Maximum value of $4x-9y$ Suppose xand y are real numbers and that $x^2 +9y^2 -4x +6y+4=0$ then we have to find the maximum vale of 4x-9y
I found that the equation given is that of ellipse .
I can consider a line $4x-9y=0$ which cut the ellipe .
bt by doing this its getting very comlicated .
 A: hint
The equation is
$$(x-2)^2+(3y+1)^2=1$$
put
$$x-2=\cos (t) $$
$$3y+1=\sin (t) $$
then $$4x-9y=4\cos (t)-3\sin (t)+11$$
differentiate it and find the max.
A: We'll use Lagrange's multiples:
$$f(x,y) = 4x-9y , \phi(x,y) = (x-2)^2 + (3y+1)^2 $$
$$F(x,y) = 4x-9y - \lambda(x-2)^2 - \lambda (3y+1)^2 $$
And so:
$$\frac{\partial F}{\partial x} = 4 - 2\lambda (x-2) = 0 \Rightarrow x-2 = \frac{2}{\lambda} $$
$$ \frac{\partial F}{\partial y} = -9 - 6\lambda (3y+1) = 0 \Rightarrow 3y+1=-\frac{3}{2\lambda}$$
Now substitute in $\phi$:
$$(x-2)^2+(3y+1)^2=1 \Rightarrow \frac{4}{\lambda^2} + \frac{9}{4\lambda^2}=1 $$
$$ \lambda^2 = 4 + \frac94 = \frac{25}4 \Rightarrow \lambda = \pm \frac{5}{2} $$
Substitute $\lambda$ in $x,y$ and get:
$$ x-2 = \frac{2}{\lambda} \Rightarrow x = \frac{14}{5} , \frac{6}{5} $$
$$ 3y + 1 = -\frac{3}{2\lambda} \Rightarrow y = -\frac{8}{15} , -\frac{2}{15} $$
Now we need to solve for $4x-9y$. For $\lambda = \frac{5}{2}$ we get $16$ and for $\lambda = -\frac{5}{2} $ we get $6$. So the maximum is 16!

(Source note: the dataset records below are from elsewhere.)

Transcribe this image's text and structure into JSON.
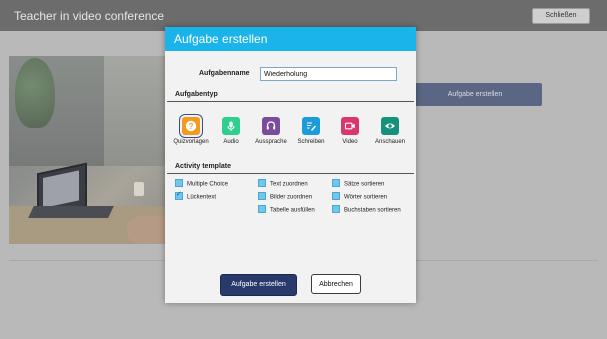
{
  "window": {
    "title": "Teacher in video conference",
    "close_label": "Schließen"
  },
  "background": {
    "create_task_label": "Aufgabe erstellen"
  },
  "dialog": {
    "title": "Aufgabe erstellen",
    "name_label": "Aufgabenname",
    "name_value": "Wiederholung",
    "type_section": "Aufgabentyp",
    "types": [
      {
        "label": "Quizvorlagen",
        "icon": "question-icon",
        "color": "#f39b1f",
        "selected": true
      },
      {
        "label": "Audio",
        "icon": "microphone-icon",
        "color": "#2fcf8e",
        "selected": false
      },
      {
        "label": "Aussprache",
        "icon": "headset-icon",
        "color": "#7b4b9e",
        "selected": false
      },
      {
        "label": "Schreiben",
        "icon": "pen-icon",
        "color": "#1d9ad8",
        "selected": false
      },
      {
        "label": "Video",
        "icon": "video-icon",
        "color": "#d9356f",
        "selected": false
      },
      {
        "label": "Anschauen",
        "icon": "eye-icon",
        "color": "#15917c",
        "selected": false
      }
    ],
    "template_section": "Activity template",
    "templates": {
      "col1": [
        {
          "label": "Multiple Choice",
          "checked": false
        },
        {
          "label": "Lückentext",
          "checked": true
        }
      ],
      "col2": [
        {
          "label": "Text zuordnen",
          "checked": false
        },
        {
          "label": "Bilder zuordnen",
          "checked": false
        },
        {
          "label": "Tabelle ausfüllen",
          "checked": false
        }
      ],
      "col3": [
        {
          "label": "Sätze sortieren",
          "checked": false
        },
        {
          "label": "Wörter sortieren",
          "checked": false
        },
        {
          "label": "Buchstaben sortieren",
          "checked": false
        }
      ]
    },
    "create_button": "Aufgabe erstellen",
    "cancel_button": "Abbrechen"
  }
}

A: Let $p=4x-9y$. Then $x=\frac{p+9y}{4}$.
Substitute it into the equation of the ellipse to obtain a quadratic equation in $y$. As $y$ is real, the discriminant of the quadratic equation is non-negative. This yields the range of $p$.